The second problem was the unexplainable outages. As we touched code at every sprint, we asked ourselves how we instrument observability from the beginning. This means we needed a maniacal focus not on just if it worked, but how we’d see success at a glance to identify issues. Is our client front end overloading our notification service? During an outage we’d need a myriad of experts on a call with specific knowledge to answer this. Now we can look at a few tiles in our service map (see below) and also see synthetic test health. This combination of infrastructure health/application health and synthetic business transactions with thresholds help give us the full picture.
Solving these two major problems yielded huge quality improvements. Customers didn’t have to wait 13 seconds anymore to create users! Now it only takes 1 second to create a user. Our MTTR also significantly improved and L2 was able to identify and resolve a wider array of issues without engaging engineering. Our product-centric approach allowed us to be agile in our planning process so that we can reduce technical debt with every sprint. We also made sure that technical debt was a priority in each planning cycle.
Models on Managing Technical Debt
In order to avert a crisis, or worse — a disaster — engineering leaders need to engage with product managers and raise concerns in a business context so that impact can be clear. Normally, technical debt floats in the pile of development demand with no particular structure and that is assuming the team even knows to file it. More often than not it isn’t even identified, just vague hunches by senior staff on what should be done. There are two common approaches to solving technical debt: massaging capacity and tinkering with priority.
Approach 1: Capacity
Let’s bring on an army of engineers/contractors and slay the backlog as well as the technical debt. While many great books have been written about this, it seldom ends well. Technical debt often is a slog when neglected for too long, slowing ramp time for new devs and the ever present demand for new features often saps energy behind these endeavors. Assuming by some miracle it was successful, without the proper mindset in place, the environment merely atrophies after several years.
Approach 2: Prioritize
This is the most realistic and go-to way for leaders and engineers, but it’s invoked due to a crisis. Whether it’s a compromised application to pay security debt or customers unhappy with order processing taking too long, the approach to reduction is the same. The next hurdle is engineering as their knee jerk response is to rip the application apart and not devise a plan to incrementally walk their way into paying down debt. Regardless, the outcome often isn’t durable and as time goes on focus erodes.
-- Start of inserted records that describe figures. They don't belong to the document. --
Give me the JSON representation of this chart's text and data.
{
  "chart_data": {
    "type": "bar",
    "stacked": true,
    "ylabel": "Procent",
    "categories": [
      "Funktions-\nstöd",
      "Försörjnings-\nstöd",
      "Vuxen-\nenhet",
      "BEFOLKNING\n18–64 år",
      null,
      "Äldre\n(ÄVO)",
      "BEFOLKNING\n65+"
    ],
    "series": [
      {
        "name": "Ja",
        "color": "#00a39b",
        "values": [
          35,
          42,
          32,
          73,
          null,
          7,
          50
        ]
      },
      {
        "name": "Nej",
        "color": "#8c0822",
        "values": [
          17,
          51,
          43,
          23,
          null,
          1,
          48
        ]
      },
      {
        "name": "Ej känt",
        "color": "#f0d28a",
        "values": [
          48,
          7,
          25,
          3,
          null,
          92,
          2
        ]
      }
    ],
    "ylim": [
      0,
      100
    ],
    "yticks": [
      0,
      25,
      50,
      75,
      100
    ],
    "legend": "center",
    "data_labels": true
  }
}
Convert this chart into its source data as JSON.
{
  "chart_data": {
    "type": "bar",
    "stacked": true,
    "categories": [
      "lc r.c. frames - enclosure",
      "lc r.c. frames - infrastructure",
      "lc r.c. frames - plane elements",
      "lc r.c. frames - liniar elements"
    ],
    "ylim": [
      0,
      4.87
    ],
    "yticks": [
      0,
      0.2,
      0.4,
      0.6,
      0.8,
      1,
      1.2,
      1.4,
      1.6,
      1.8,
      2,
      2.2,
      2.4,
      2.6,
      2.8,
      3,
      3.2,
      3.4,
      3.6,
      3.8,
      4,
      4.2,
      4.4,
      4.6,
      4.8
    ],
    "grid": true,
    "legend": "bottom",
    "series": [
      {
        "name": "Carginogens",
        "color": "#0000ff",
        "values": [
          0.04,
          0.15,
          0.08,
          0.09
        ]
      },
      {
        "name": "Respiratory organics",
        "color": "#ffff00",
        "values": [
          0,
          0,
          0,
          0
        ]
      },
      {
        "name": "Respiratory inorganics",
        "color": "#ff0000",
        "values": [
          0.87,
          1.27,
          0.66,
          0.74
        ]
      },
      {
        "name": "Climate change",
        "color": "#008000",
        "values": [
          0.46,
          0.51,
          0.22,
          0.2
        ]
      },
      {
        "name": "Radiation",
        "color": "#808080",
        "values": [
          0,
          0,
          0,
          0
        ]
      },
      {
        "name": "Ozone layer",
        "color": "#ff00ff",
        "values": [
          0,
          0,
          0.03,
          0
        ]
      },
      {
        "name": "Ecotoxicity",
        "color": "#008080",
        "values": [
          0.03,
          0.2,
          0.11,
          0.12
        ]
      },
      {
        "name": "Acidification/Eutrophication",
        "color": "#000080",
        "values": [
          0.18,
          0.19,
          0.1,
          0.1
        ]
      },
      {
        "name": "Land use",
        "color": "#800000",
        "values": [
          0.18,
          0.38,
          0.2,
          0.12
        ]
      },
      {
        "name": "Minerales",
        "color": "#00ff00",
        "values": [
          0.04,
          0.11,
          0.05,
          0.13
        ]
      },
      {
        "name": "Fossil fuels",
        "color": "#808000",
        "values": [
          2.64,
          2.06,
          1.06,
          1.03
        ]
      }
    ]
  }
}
It’s Like Paying Your Taxes
The truth is you will always have some technical debt. While the approaches discussed above do help, they are typically reactive to a crisis at hand. To minimize your technical debt, it’s best to think of it like a “tax” that you continually must pay. Ask for a new feature, you pay a technical debt tax. Fixing a bug, you pay a technical debt tax. This mindset combined with a product-centric organization that’s driven by customer-centric KPIs help ensure that your engineering investment will optimize your technical stack.
In our case reducing technical debt on the Customer Service Portal dramatically improved our customer experience and raised the bar to meet our TSIA certification requirements. And the result: customer satisfaction and award!